Although the Rule is stated in discretionary terms, it has been recognized that where the surplusage, if not stricken, would be harmful and prejudicial to the defendant, it would constitute an abuse of discretion and reversible error to deny defendant’s motion to strike. In Torphy v. State (1918) 187 Ind. 73, 118 N.E. 355 the indictment contained an allegation of a prior conviction of a similar offense in no way material to the offense charged. A motion to strike was denied. Holding the denial to be error, the Court said, “The fact of a prior conviction was not, under the issues in this proceeding, a circumstance which could properly be brought to the attention of the jury in any manner as a part of the state’s case * * * and all reference thereto should have been omitted from the indictment.” The Court held that it could serve no other purpose than to prejudice the jury against the defendant. See also State v. Parris (1911) 89 S.C. 140, 71 S.E. 808.

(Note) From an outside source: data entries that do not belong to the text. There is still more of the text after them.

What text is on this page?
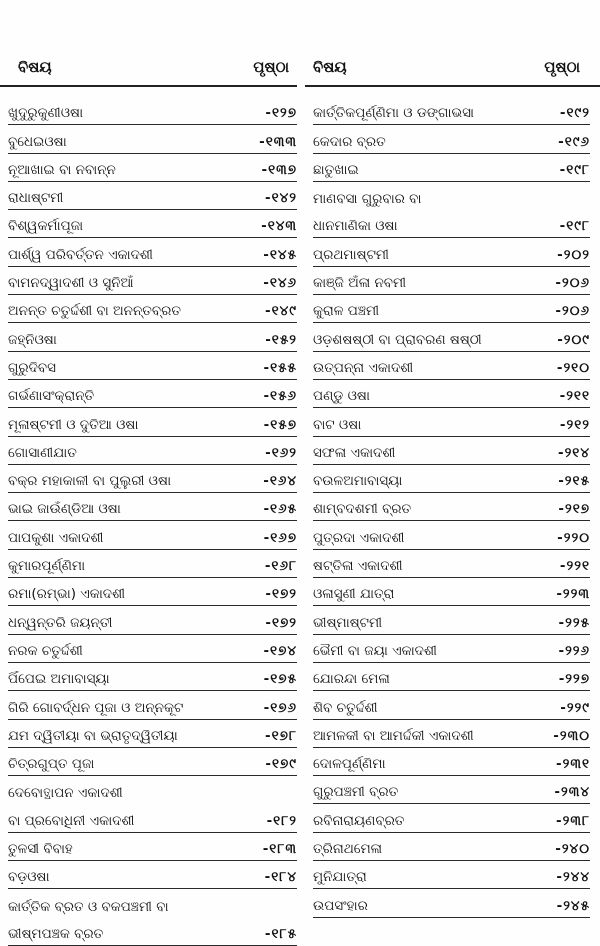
ବିଷୟ	ପୃଷ୍ଠା
ଖୁଦୁରୁକୁଣୀଓଷା	-୧୨୭
ବୁଧେଇଓଷା	-୧୩୩
ନୂଆଖାଇ ବା ନବାନ୍ନ	-୧୩୭
ରାଧାଷ୍ଟମୀ	-୧୪୨
ବିଶ୍ୱକର୍ମାପୂଜା	-୧୪୩
ପାର୍ଶ୍ୱ ପରିବର୍ତ୍ତନ ଏକାଦଶୀ	-୧୪୫
ବାମନଦ୍ୱାଦଶୀ ଓ ସୁନିଆଁ	-୧୪୬
ଅନନ୍ତ ଚତୁର୍ଦ୍ଦଶୀ ବା ଅନନ୍ତବ୍ରତ	-୧୪୯
ଜହ୍ନିଓଷା	-୧୫୨
ଗୁରୁଦିବସ	-୧୫୫
ଗର୍ଭଣାସଂକ୍ରାନ୍ତି	-୧୫୬
ମୂଳାଷ୍ଟମୀ ଓ ଦୁତିଆ ଓଷା	-୧୫୭
ଗୋସାଣୀଯାତ	-୧୬୨
ବକ୍ର ମହାକାଳୀ ବା ପୁଲୁରୀ ଓଷା	-୧୬୪
ଭାଇ ଜାଉଁଣ୍ଡିଆ ଓଷା	-୧୬୫
ପାପକୁଶା ଏକାଦଶୀ	-୧୬୭
କୁମାରପୂର୍ଣ୍ଣିମା	-୧୬୮
ରମା(ରମ୍ଭା) ଏକାଦଶୀ	-୧୭୨
ଧନ୍ୱନ୍ତରି ଜୟନ୍ତୀ	-୧୭୨
ନରକ ଚତୁର୍ଦ୍ଦଶୀ	-୧୭୪
ପିଁପେଇ ଅମାବାସ୍ୟା	-୧୭୫
ଗିରି ଗୋବର୍ଦ୍ଧନ ପୂଜା ଓ ଅନ୍ନକୂଟ	-୧୭୬
ଯମ ଦ୍ୱିତୀୟା ବା ଭ୍ରାତୃଦ୍ୱିତୀୟା	-୧୭୮
ଚିତ୍ରଗୁପ୍ତ ପୂଜା	-୧୭୯
ଦେବୋତ୍ଥାପନ ଏକାଦଶୀ
ବା ପ୍ରବୋଧିନୀ ଏକାଦଶୀ	-୧୮୨
ତୁଳସୀ ବିବାହ	-୧୮୩
ବଡ଼ଓଷା	-୧୮୪
କାର୍ତ୍ତିକ ବ୍ରତ ଓ ବକପଞ୍ଚମୀ ବା
ଭୀଷ୍ମପଞ୍ଚକ ବ୍ରତ	-୧୮୫
ବିଷୟ	ପୃଷ୍ଠା
କାର୍ତ୍ତିକପୂର୍ଣ୍ଣିମା ଓ ଡଙ୍ଗାଭସା	-୧୯୨
କେଦାର ବ୍ରତ	-୧୯୬
ଛାତୁଖାଇ	-୧୯୮
ମାଣବସା ଗୁରୁବାର ବା
ଧାନମାଣିକା ଓଷା	-୧୯୮
ପ୍ରଥମାଷ୍ଟମୀ	-୨୦୨
କାଞ୍ଜି ଅଁଳା ନବମୀ	-୨୦୬
କୁରାଳ ପଞ୍ଚମୀ	-୨୦୬
ଓଡ଼ଶଷଷ୍ଠୀ ବା ପ୍ରାବରଣ ଷଷ୍ଠୀ	-୨୦୯
ଉତ୍ପନ୍ନା ଏକାଦଶୀ	-୨୧୦
ପଣ୍ଡୁ ଓଷା	-୨୧୧
ବାଟ ଓଷା	-୨୧୨
ସଫଳା ଏକାଦଶୀ	-୨୧୪
ବଉଳଅମାବାସ୍ୟା	-୨୧୫
ଶାମ୍ବଦଶମୀ ବ୍ରତ	-୨୧୭
ପୁତ୍ରଦା ଏକାଦଶୀ	-୨୨୦
ଷଟ୍‌ତିଳା ଏକାଦଶୀ	-୨୨୧
ଓଳାସୁଣୀ ଯାତ୍ରା	-୨୨୩
ଭୀଷ୍ମାଷ୍ଟମୀ	-୨୨୫
ଭୈମୀ ବା ଜୟା ଏକାଦଶୀ	-୨୨୬
ଯୋରନ୍ଦା ମେଳା	-୨୨୭
ଶିବ ଚତୁର୍ଦ୍ଦଶୀ	-୨୨୯
ଆମଳକୀ ବା ଆମର୍ଦ୍ଦକୀ ଏକାଦଶୀ	-୨୩୦
ଦୋଳପୂର୍ଣ୍ଣିମା	-୨୩୧
ଗୁରୁପଞ୍ଚମୀ ବ୍ରତ	-୨୩୪
ରବିନାରାୟଣବ୍ରତ	-୨୩୮
ତ୍ରିନାଥମେଳା	-୨୪୦
ମୁନିଯାତ୍ରା	-୨୪୪
ଉପସଂହାର	-୨୪୫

Under the circumstances cases interpreting and applying F.R.Crim.P., Rule 7(d) become meaningful. In United States v. Garrison (1958) D.C.Wis., 168 F.Supp. 622, 624, the Court said, “Motions to strike as surplusage will be granted only where it is clear that the allegations complained of are not relevant to the charges contained in the indictment and are inflammatory and prejudicial.” And in United States v. Saporta (1967) D.C.N.Y., 270 F.Supp. 183, 186, it is stated, “Consequently, the inclusion of the Triangle stock transaction is not only surplusage but is also highly prejudicial, and the allegations pertaining to this transaction must be stricken pursuant to Rule 7(d), Fed.Rules Crim.Proc., 18 U. S.C.A.” So also in United States v. N.Y. Great A. & P. Tea Co., (1943) 5 Cir., 137 F.2d 459, 462 we read, “We agree with the district judge and with the appellees that there are many allegations in the indictment which are irrelevant and unnecessary to the charging of the offense and which, if not designed to be, are in fact inflammatory and prejudicial, and that the defendants are entitled to relief against them.” In a dictum found in State v. Casson (1960) 223 Or. 421, 354 P.2d 815, 820, the Court noted, “But the state may not allege noncriminal acts in order to open the door to damaging evidence.”
We are satisfied that the words, “after having consumed a certain quantity of intoxicating liquor,” added nothing to an otherwise sufficient charge of reckless homicide. By the definitions set forth above they constituted surplusage. They were, however, by their very nature in a case involving the operation of a motor vehicle inflammatory and prejudicial. We conclude that the defendant’s motion to strike should have been granted. It logically follows that evidence tending to prove the impairment or intoxication of the defendant was improperly received, no such charge having been lodged against him. The defendant could and did justly claim [236]*236technical surprise and a lack of adequate opportunity to prepare a defense.
The entry will be
Appeal sustained. Remanded for amendment of the indictment upon the motion to strike, and for a new trial upon the indictment thus amended. So ordered.
POMEROY, J., did not sit.
DUFRESNE and WEATHERBEE, JJ., concurring in part — separate opinion.